Shintaro Miyake appropriates the gods and heroes of the Elder Edda 1) in his unique cartoon-like style of drawing. In doing so, the artist predefines his main motifs in pencil with any corrections becoming part of his pictorial inventions.
He then fills the lines with coloured pencil strokes, resulting in colour areas of an intrinsically tight feel. The line, however, remains dominant in Shintaro Miyake's work, as the long, flowing limbs of his figures may clearly illustrate.

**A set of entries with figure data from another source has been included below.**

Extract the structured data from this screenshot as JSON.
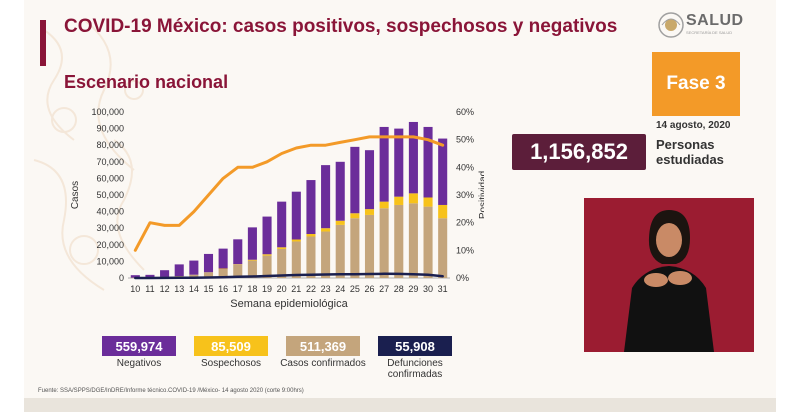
{
  "header": {
    "title": "COVID-19 México: casos positivos, sospechosos y negativos",
    "subtitle": "Escenario nacional"
  },
  "logo": {
    "text": "SALUD",
    "subtext": "SECRETARÍA DE SALUD"
  },
  "phase": {
    "label": "Fase 3",
    "date": "14 agosto, 2020"
  },
  "studied": {
    "count": "1,156,852",
    "label": "Personas estudiadas"
  },
  "colors": {
    "negativos": "#6b2d9a",
    "sospechosos": "#f7c21b",
    "confirmados": "#c4a57c",
    "defunciones": "#1a1f4f",
    "positividad": "#f39a28",
    "brand": "#8a1538"
  },
  "stats": [
    {
      "value": "559,974",
      "label": "Negativos",
      "color": "#6b2d9a"
    },
    {
      "value": "85,509",
      "label": "Sospechosos",
      "color": "#f7c21b"
    },
    {
      "value": "511,369",
      "label": "Casos confirmados",
      "color": "#c4a57c"
    },
    {
      "value": "55,908",
      "label": "Defunciones confirmadas",
      "color": "#1a1f4f"
    }
  ],
  "footer": "Fuente: SSA/SPPS/DGE/InDRE/Informe técnico.COVID-19 /México- 14 agosto 2020 (corte 9:00hrs)",
  "chart_data": {
    "type": "bar",
    "stacked": true,
    "categories": [
      "10",
      "11",
      "12",
      "13",
      "14",
      "15",
      "16",
      "17",
      "18",
      "19",
      "20",
      "21",
      "22",
      "23",
      "24",
      "25",
      "26",
      "27",
      "28",
      "29",
      "30",
      "31"
    ],
    "xlabel": "Semana epidemiológica",
    "ylabel": "Casos",
    "y2label": "Positividad",
    "ylim": [
      0,
      100000
    ],
    "y2lim": [
      0,
      60
    ],
    "yticks": [
      "0",
      "10,000",
      "20,000",
      "30,000",
      "40,000",
      "50,000",
      "60,000",
      "70,000",
      "80,000",
      "90,000",
      "100,000"
    ],
    "y2ticks": [
      "0%",
      "10%",
      "20%",
      "30%",
      "40%",
      "50%",
      "60%"
    ],
    "series": [
      {
        "name": "Casos confirmados",
        "values": [
          200,
          400,
          700,
          1200,
          2000,
          3500,
          5500,
          8000,
          10500,
          13500,
          17500,
          22000,
          25000,
          28000,
          32000,
          36000,
          38000,
          42000,
          44000,
          45000,
          43000,
          36000
        ]
      },
      {
        "name": "Sospechosos",
        "values": [
          0,
          0,
          0,
          0,
          0,
          0,
          200,
          300,
          500,
          800,
          1000,
          1200,
          1500,
          2000,
          2500,
          3000,
          3500,
          4000,
          5000,
          6000,
          5500,
          8000
        ]
      },
      {
        "name": "Negativos",
        "values": [
          1500,
          1500,
          4000,
          7000,
          8500,
          11000,
          12000,
          15000,
          19500,
          22700,
          27500,
          28800,
          32500,
          38000,
          35500,
          40000,
          35500,
          45000,
          41000,
          43000,
          42500,
          40000
        ]
      }
    ],
    "line_series": [
      {
        "name": "Positividad",
        "axis": "y2",
        "values": [
          10,
          20,
          19,
          19,
          24,
          30,
          36,
          40,
          40,
          42,
          45,
          47,
          48,
          48,
          49,
          50,
          51,
          51,
          51,
          51,
          50,
          48
        ]
      },
      {
        "name": "Defunciones",
        "axis": "y",
        "values": [
          10,
          20,
          50,
          100,
          200,
          300,
          500,
          700,
          900,
          1200,
          1500,
          1800,
          2000,
          2100,
          2200,
          2300,
          2400,
          2500,
          2450,
          2300,
          2000,
          1000
        ]
      }
    ]
  }
}
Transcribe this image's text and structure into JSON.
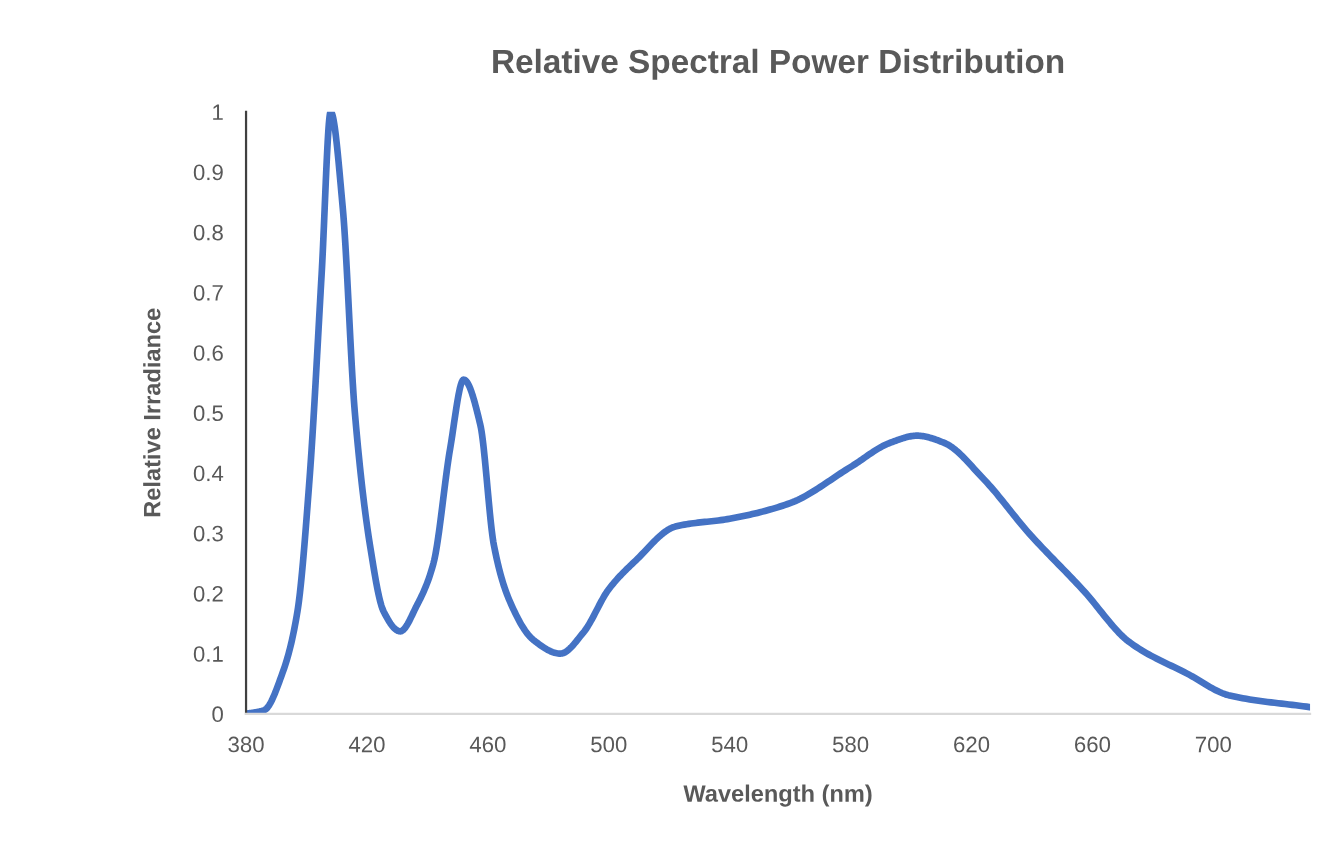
{
  "chart_data": {
    "type": "line",
    "title": "Relative Spectral Power Distribution",
    "xlabel": "Wavelength (nm)",
    "ylabel": "Relative Irradiance",
    "xlim": [
      380,
      732
    ],
    "xticks": [
      380,
      420,
      460,
      500,
      540,
      580,
      620,
      660,
      700
    ],
    "ylim": [
      0,
      1
    ],
    "yticks": [
      0,
      0.1,
      0.2,
      0.3,
      0.4,
      0.5,
      0.6,
      0.7,
      0.8,
      0.9,
      1
    ],
    "marker": "none",
    "line_style": "solid",
    "series": [
      {
        "color": "#4472c4",
        "x": [
          380,
          386,
          392,
          397,
          401,
          405,
          408,
          412,
          416,
          421,
          425.5,
          431,
          436.5,
          442,
          447.5,
          452,
          457.5,
          462,
          467,
          475,
          484,
          491.6,
          500,
          509,
          522,
          540,
          560,
          580,
          593,
          602,
          611,
          624,
          639,
          657,
          672,
          692,
          705,
          732
        ],
        "values": [
          0,
          0.006,
          0.067,
          0.17,
          0.39,
          0.73,
          1.0,
          0.84,
          0.5,
          0.28,
          0.17,
          0.137,
          0.18,
          0.25,
          0.44,
          0.555,
          0.48,
          0.28,
          0.19,
          0.123,
          0.1,
          0.135,
          0.207,
          0.255,
          0.311,
          0.324,
          0.35,
          0.41,
          0.45,
          0.462,
          0.45,
          0.39,
          0.3,
          0.205,
          0.12,
          0.065,
          0.031,
          0.011
        ]
      }
    ]
  }
}
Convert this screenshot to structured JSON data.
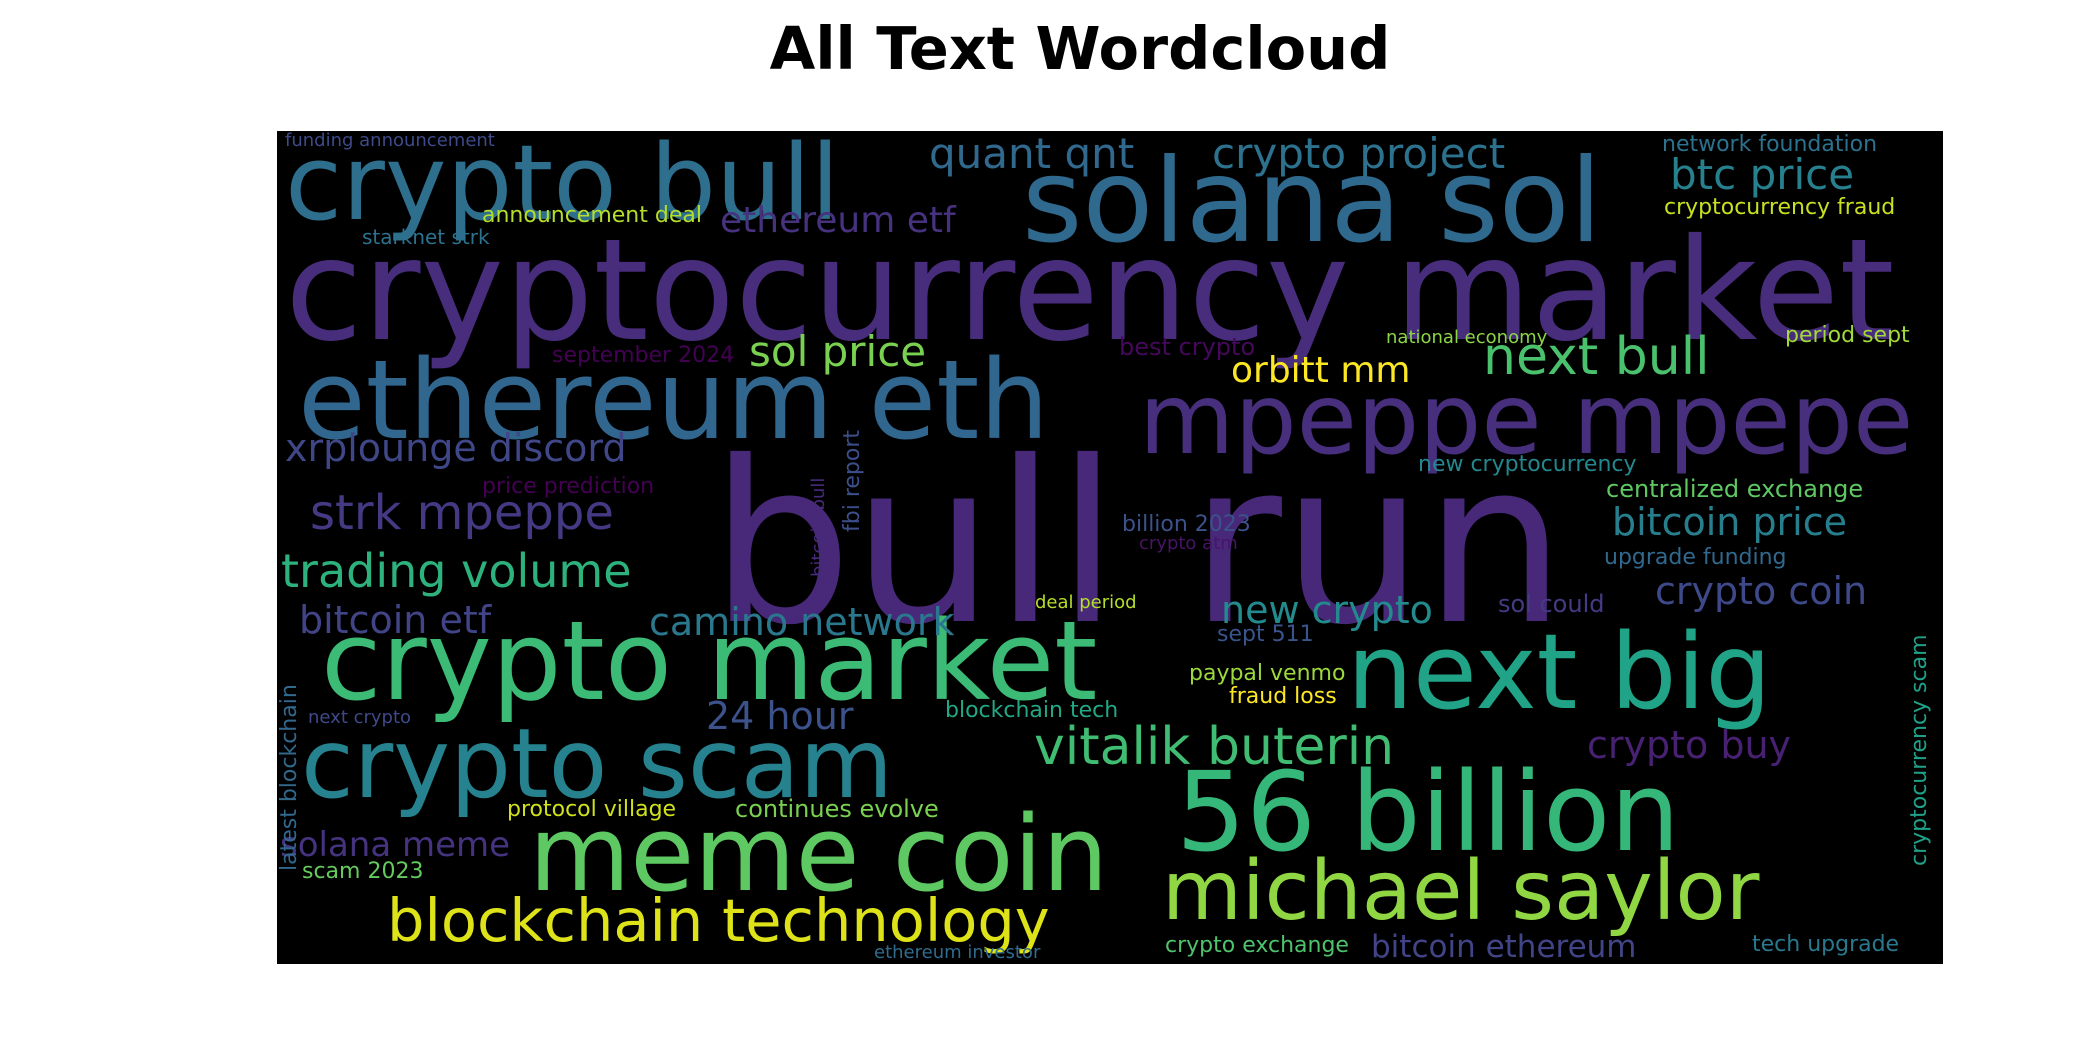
{
  "title": "All Text Wordcloud",
  "chart_data": {
    "type": "wordcloud",
    "title": "All Text Wordcloud",
    "background": "#000000",
    "words": [
      {
        "text": "cryptocurrency market",
        "color": "#472d7b"
      },
      {
        "text": "bull run",
        "color": "#482878"
      },
      {
        "text": "solana sol",
        "color": "#30698e"
      },
      {
        "text": "crypto bull",
        "color": "#2e6f8e"
      },
      {
        "text": "ethereum eth",
        "color": "#31668e"
      },
      {
        "text": "mpeppe mpepe",
        "color": "#472f7d"
      },
      {
        "text": "crypto market",
        "color": "#3bbb75"
      },
      {
        "text": "next big",
        "color": "#20a386"
      },
      {
        "text": "crypto scam",
        "color": "#26828e"
      },
      {
        "text": "56 billion",
        "color": "#35b779"
      },
      {
        "text": "meme coin",
        "color": "#5ec962"
      },
      {
        "text": "michael saylor",
        "color": "#90d743"
      },
      {
        "text": "blockchain technology",
        "color": "#dde318"
      },
      {
        "text": "vitalik buterin",
        "color": "#40bd72"
      },
      {
        "text": "quant qnt",
        "color": "#31688e"
      },
      {
        "text": "crypto project",
        "color": "#2c728e"
      },
      {
        "text": "btc price",
        "color": "#27808e"
      },
      {
        "text": "ethereum etf",
        "color": "#46327e"
      },
      {
        "text": "sol price",
        "color": "#7ad151"
      },
      {
        "text": "orbitt mm",
        "color": "#fde725"
      },
      {
        "text": "next bull",
        "color": "#4ac16d"
      },
      {
        "text": "xrplounge discord",
        "color": "#3f4788"
      },
      {
        "text": "strk mpeppe",
        "color": "#443983"
      },
      {
        "text": "trading volume",
        "color": "#2db27d"
      },
      {
        "text": "bitcoin price",
        "color": "#277f8e"
      },
      {
        "text": "centralized exchange",
        "color": "#5ec962"
      },
      {
        "text": "bitcoin etf",
        "color": "#414487"
      },
      {
        "text": "camino network",
        "color": "#2a788e"
      },
      {
        "text": "new crypto",
        "color": "#238a8d"
      },
      {
        "text": "crypto coin",
        "color": "#3e4989"
      },
      {
        "text": "24 hour",
        "color": "#3b528b"
      },
      {
        "text": "crypto buy",
        "color": "#482173"
      },
      {
        "text": "solana meme",
        "color": "#46337f"
      },
      {
        "text": "bitcoin ethereum",
        "color": "#414487"
      },
      {
        "text": "network foundation",
        "color": "#2c728e"
      },
      {
        "text": "cryptocurrency fraud",
        "color": "#c8e020"
      },
      {
        "text": "announcement deal",
        "color": "#b5de2b"
      },
      {
        "text": "funding announcement",
        "color": "#3e4a89"
      },
      {
        "text": "starknet strk",
        "color": "#2c728e"
      },
      {
        "text": "september 2024",
        "color": "#440154"
      },
      {
        "text": "best crypto",
        "color": "#46085c"
      },
      {
        "text": "national economy",
        "color": "#8bd646"
      },
      {
        "text": "period sept",
        "color": "#a2da37"
      },
      {
        "text": "new cryptocurrency",
        "color": "#24878e"
      },
      {
        "text": "price prediction",
        "color": "#440154"
      },
      {
        "text": "billion 2023",
        "color": "#3b528b"
      },
      {
        "text": "crypto atm",
        "color": "#481467"
      },
      {
        "text": "upgrade funding",
        "color": "#31688e"
      },
      {
        "text": "sol could",
        "color": "#443b84"
      },
      {
        "text": "deal period",
        "color": "#b5de2b"
      },
      {
        "text": "sept 511",
        "color": "#39558c"
      },
      {
        "text": "paypal venmo",
        "color": "#9bd93c"
      },
      {
        "text": "fraud loss",
        "color": "#fde725"
      },
      {
        "text": "blockchain tech",
        "color": "#22a884"
      },
      {
        "text": "next crypto",
        "color": "#3e4a89"
      },
      {
        "text": "protocol village",
        "color": "#d0e11c"
      },
      {
        "text": "continues evolve",
        "color": "#7ad151"
      },
      {
        "text": "scam 2023",
        "color": "#65cb5e"
      },
      {
        "text": "crypto exchange",
        "color": "#4ec36b"
      },
      {
        "text": "tech upgrade",
        "color": "#2a788e"
      },
      {
        "text": "ethereum investor",
        "color": "#2f6c8e"
      },
      {
        "text": "latest blockchain",
        "color": "#31688e"
      },
      {
        "text": "bitcoin bull",
        "color": "#472a7a"
      },
      {
        "text": "fbi report",
        "color": "#3c4f8a"
      },
      {
        "text": "cryptocurrency scam",
        "color": "#1fa088"
      }
    ]
  }
}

For his exhibitions, Miyake often deals with site-specific characteristics or otherwise inspiring fictitious subjects, translating these into his own visual language. He has staged Minotaur's fight with a sea monster in Italy (2004), the life of Japanese fishermen in the olden days on the "art island" of Naoshima (2006), or the life of a beaver in the Sandra and David Bakalar Gallery at Massachusetts College of Art in Boston. Miyake has also translated the event of the Football World Cup in a fantastically humorous exhibition at Gerhardsen Gerner in 2006, and has conjured up „Egypt“ at Tomio Koyama Gallery in Tokyo in 2008.

During the spectacular opening on August 23rd 2013 from 7pm, performance, drawing, sculpture and performance artefacts will coalesce into a Nordic-Japanese Gesamtkunstwerk.

1) The Poetic Edda, also known as Sæmundar Edda or the Elder Edda, is a collection of Old Norse poems from the Icelandic medieval manuscript Codex Regius ("Royal Book"). Along with the Prose Edda, the Poetic Edda is the most expansive source on Norse mythology (comp. Wikipedia, "Edda", June 2013).